KABARBURSA.COM - Direktur Utama Perum Bulog (Persero), Bayu Krisnamurthi, menyampaikan kekhawatirannya mengenai potensi defisit stok beras domestik yang diperkirakan mencapai 3 juta ton pada awal 2025. Kondisi serupa sebelumnya terjadi pada Januari—Februari 2024.
“Kita menghadapi Januari—Februari dengan kondisi paceklik atau masa belum panen, di mana terjadi defisit konsumsi produksi nasional sekitar 3 juta ton. Maret kita akan masuk ke bulan Ramadan,” ujar Bayu dalam rapat dengar pendapat bersama Komisi IV DPR RI, Kamis 5 September 2024.
Melihat potensi defisit tersebut, Bayu berharap Bulog dapat diberikan penugasan lebih dini untuk segera mengimpor beras guna mengantisipasi kekurangan 3 juta ton yang diperkirakan akan terjadi pada awal 2025.

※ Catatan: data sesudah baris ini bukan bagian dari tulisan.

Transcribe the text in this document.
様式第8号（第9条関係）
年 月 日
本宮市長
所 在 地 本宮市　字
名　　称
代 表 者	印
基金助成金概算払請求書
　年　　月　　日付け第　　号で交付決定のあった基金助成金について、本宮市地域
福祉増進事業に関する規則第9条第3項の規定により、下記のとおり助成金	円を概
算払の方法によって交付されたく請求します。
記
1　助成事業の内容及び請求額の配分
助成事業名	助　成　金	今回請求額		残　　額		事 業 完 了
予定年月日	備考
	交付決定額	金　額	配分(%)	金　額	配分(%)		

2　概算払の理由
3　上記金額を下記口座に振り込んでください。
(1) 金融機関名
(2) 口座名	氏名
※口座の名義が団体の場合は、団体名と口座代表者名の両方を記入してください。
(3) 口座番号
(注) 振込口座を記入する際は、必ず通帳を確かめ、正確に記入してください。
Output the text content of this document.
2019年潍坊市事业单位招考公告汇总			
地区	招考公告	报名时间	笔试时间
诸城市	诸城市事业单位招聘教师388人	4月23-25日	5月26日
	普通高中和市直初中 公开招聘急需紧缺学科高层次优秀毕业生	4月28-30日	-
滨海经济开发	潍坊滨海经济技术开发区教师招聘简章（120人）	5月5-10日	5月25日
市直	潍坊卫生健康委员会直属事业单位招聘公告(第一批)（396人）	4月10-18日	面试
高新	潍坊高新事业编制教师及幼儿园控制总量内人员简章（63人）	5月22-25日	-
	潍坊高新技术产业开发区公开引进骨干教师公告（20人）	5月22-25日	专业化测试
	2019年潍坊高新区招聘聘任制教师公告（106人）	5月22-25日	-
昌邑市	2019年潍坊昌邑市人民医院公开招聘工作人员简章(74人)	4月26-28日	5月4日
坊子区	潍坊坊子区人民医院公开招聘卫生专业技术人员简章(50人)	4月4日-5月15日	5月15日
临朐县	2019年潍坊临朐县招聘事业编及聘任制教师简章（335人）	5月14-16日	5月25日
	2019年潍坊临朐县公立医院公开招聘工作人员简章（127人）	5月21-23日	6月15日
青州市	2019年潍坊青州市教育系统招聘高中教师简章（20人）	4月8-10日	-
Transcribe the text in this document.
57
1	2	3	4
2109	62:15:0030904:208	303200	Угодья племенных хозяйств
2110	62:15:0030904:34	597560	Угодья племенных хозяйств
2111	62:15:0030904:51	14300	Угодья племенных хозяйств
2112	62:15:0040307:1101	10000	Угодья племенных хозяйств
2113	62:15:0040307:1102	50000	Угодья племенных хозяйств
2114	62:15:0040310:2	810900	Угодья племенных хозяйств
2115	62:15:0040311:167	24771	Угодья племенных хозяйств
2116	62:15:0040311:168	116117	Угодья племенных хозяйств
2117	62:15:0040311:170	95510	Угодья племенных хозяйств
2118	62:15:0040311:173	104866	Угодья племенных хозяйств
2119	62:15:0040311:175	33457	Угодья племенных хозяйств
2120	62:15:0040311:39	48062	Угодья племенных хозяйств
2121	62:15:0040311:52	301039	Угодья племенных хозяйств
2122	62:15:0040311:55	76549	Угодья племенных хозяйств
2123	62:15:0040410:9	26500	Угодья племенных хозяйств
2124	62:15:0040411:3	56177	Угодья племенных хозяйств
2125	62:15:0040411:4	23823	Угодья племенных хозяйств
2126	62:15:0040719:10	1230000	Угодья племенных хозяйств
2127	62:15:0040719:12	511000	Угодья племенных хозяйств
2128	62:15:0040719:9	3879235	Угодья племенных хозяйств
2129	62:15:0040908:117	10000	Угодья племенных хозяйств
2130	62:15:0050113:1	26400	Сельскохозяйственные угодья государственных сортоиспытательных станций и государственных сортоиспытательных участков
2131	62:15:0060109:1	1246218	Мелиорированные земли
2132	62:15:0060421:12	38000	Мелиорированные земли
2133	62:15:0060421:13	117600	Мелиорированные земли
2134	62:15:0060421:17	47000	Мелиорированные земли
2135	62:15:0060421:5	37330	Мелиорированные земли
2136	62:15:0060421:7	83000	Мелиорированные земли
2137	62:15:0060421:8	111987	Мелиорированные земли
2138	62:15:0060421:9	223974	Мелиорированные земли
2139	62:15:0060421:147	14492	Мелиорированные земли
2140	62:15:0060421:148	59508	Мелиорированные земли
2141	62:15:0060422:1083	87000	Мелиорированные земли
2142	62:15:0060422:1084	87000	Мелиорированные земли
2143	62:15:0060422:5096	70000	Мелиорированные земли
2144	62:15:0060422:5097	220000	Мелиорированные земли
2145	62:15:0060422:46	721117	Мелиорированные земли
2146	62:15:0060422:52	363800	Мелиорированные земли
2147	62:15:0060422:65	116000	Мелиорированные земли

“Kami sebagai operator sangat berharap instruksi untuk menambah stok diberikan lebih awal, supaya persiapan bisa maksimal. Terlebih, Maret nanti sudah masuk Ramadan yang lebih cepat, jadi saya rasa ini perlu kita antisipasi bersama,” jelasnya.
Meski begitu, Bayu menegaskan bahwa stok beras untuk kebutuhan nasional hingga akhir tahun ini masih dalam kondisi aman. Pemerintah, lanjutnya, telah mengamankan sekitar 1,35 juta ton beras, dengan tambahan 900.000 ton beras impor yang segera masuk ke Indonesia dalam waktu dekat.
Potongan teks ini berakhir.